Side note: I didn’t use any third party frameworks (for example, InAppSettingsKit) for my settings pages, it was all written from scratch and coded custom. Something I’m pretty proud of!
There was one more thing to do before it was done (well, at least version 1.0.0) – Themes. Themes were something that I had attempted in some side projects before and never really got working. But I was determined, and using everything I had learned through the other aspects of this application actually made thumbing it easy. So easy, that more themes are currently being designed and will be coming in updates to the app, so be sure to get in on it before those come! Themes all use custom picked colors by the person that was taking that math test at the beginning (you can find her Twitter account in the About settings of the page under The Team). To start, we decided on 6 themes that are named: Default, Gold, Warm, Cool, Spring, and Monochrome (of which Day Mode is my favorite). Something that is in the works is a theme for each iPhone 5c color to match it perfectly, so if you have a 5c, definitely be on the look out for that update.

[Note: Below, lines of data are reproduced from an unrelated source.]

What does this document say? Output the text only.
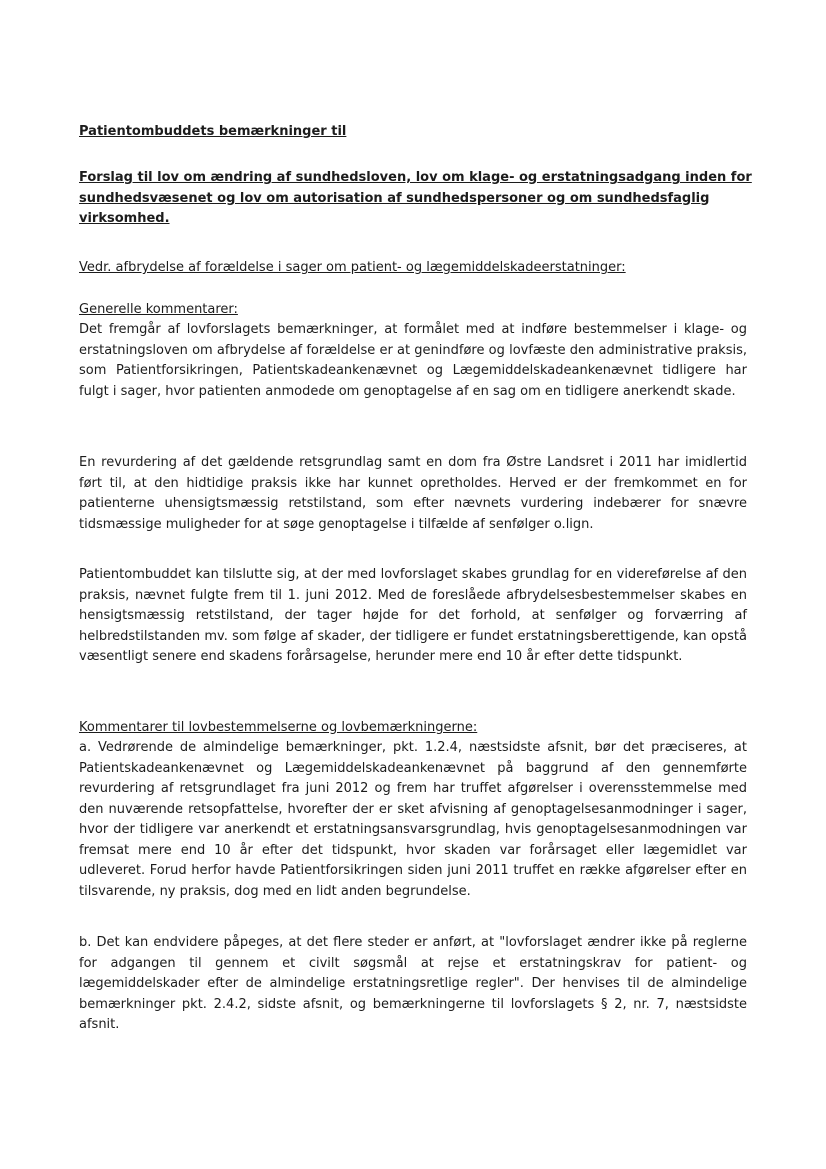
Patientombuddets bemærkninger til
Forslag til lov om ændring af sundhedsloven, lov om klage- og erstatningsadgang inden for sundhedsvæsenet og lov om autorisation af sundhedspersoner og om sundhedsfaglig virksomhed.

Vedr. afbrydelse af forældelse i sager om patient- og lægemiddelskadeerstatninger:

Generelle kommentarer:

Det fremgår af lovforslagets bemærkninger, at formålet med at indføre bestemmelser i klage- og erstatningsloven om afbrydelse af forældelse er at genindføre og lovfæste den administrative praksis, som Patientforsikringen, Patientskadeankenævnet og Lægemiddelskadeankenævnet tidligere har fulgt i sager, hvor patienten anmodede om genoptagelse af en sag om en tidligere anerkendt skade.

En revurdering af det gældende retsgrundlag samt en dom fra Østre Landsret i 2011 har imidlertid ført til, at den hidtidige praksis ikke har kunnet opretholdes. Herved er der fremkommet en for patienterne uhensigtsmæssig retstilstand, som efter nævnets vurdering indebærer for snævre tidsmæssige muligheder for at søge genoptagelse i tilfælde af senfølger o.lign.

Patientombuddet kan tilslutte sig, at der med lovforslaget skabes grundlag for en videreførelse af den praksis, nævnet fulgte frem til 1. juni 2012. Med de foreslåede afbrydelsesbestemmelser skabes en hensigtsmæssig retstilstand, der tager højde for det forhold, at senfølger og forværring af helbredstilstanden mv. som følge af skader, der tidligere er fundet erstatningsberettigende, kan opstå væsentligt senere end skadens forårsagelse, herunder mere end 10 år efter dette tidspunkt.

Kommentarer til lovbestemmelserne og lovbemærkningerne:

a. Vedrørende de almindelige bemærkninger, pkt. 1.2.4, næstsidste afsnit, bør det præciseres, at Patientskadeankenævnet og Lægemiddelskadeankenævnet på baggrund af den gennemførte revurdering af retsgrundlaget fra juni 2012 og frem har truffet afgørelser i overensstemmelse med den nuværende retsopfattelse, hvorefter der er sket afvisning af genoptagelsesanmodninger i sager, hvor der tidligere var anerkendt et erstatningsansvarsgrundlag, hvis genoptagelsesanmodningen var fremsat mere end 10 år efter det tidspunkt, hvor skaden var forårsaget eller lægemidlet var udleveret. Forud herfor havde Patientforsikringen siden juni 2011 truffet en række afgørelser efter en tilsvarende, ny praksis, dog med en lidt anden begrundelse.

b. Det kan endvidere påpeges, at det flere steder er anført, at "lovforslaget ændrer ikke på reglerne for adgangen til gennem et civilt søgsmål at rejse et erstatningskrav for patient- og lægemiddelskader efter de almindelige erstatningsretlige regler". Der henvises til de almindelige bemærkninger pkt. 2.4.2, sidste afsnit, og bemærkningerne til lovforslagets § 2, nr. 7, næstsidste afsnit.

After all of this, and a few rounds of beta testing, it was time to submit it to the App Store. I took my screenshots, wrote my description, and put it in the App Store review team’s hands, and waited…and waited…and waited…until finally, 8 days after submitting, it was deemed ready for sale. I scheduled the release for today, April 24th, and got ready for the release. That day has finally come.
This app works on iPad and iPhone, buy once and have it everywhere (universal). It is $1.99, and already has updates in the works. Check it out, and thank you for the support.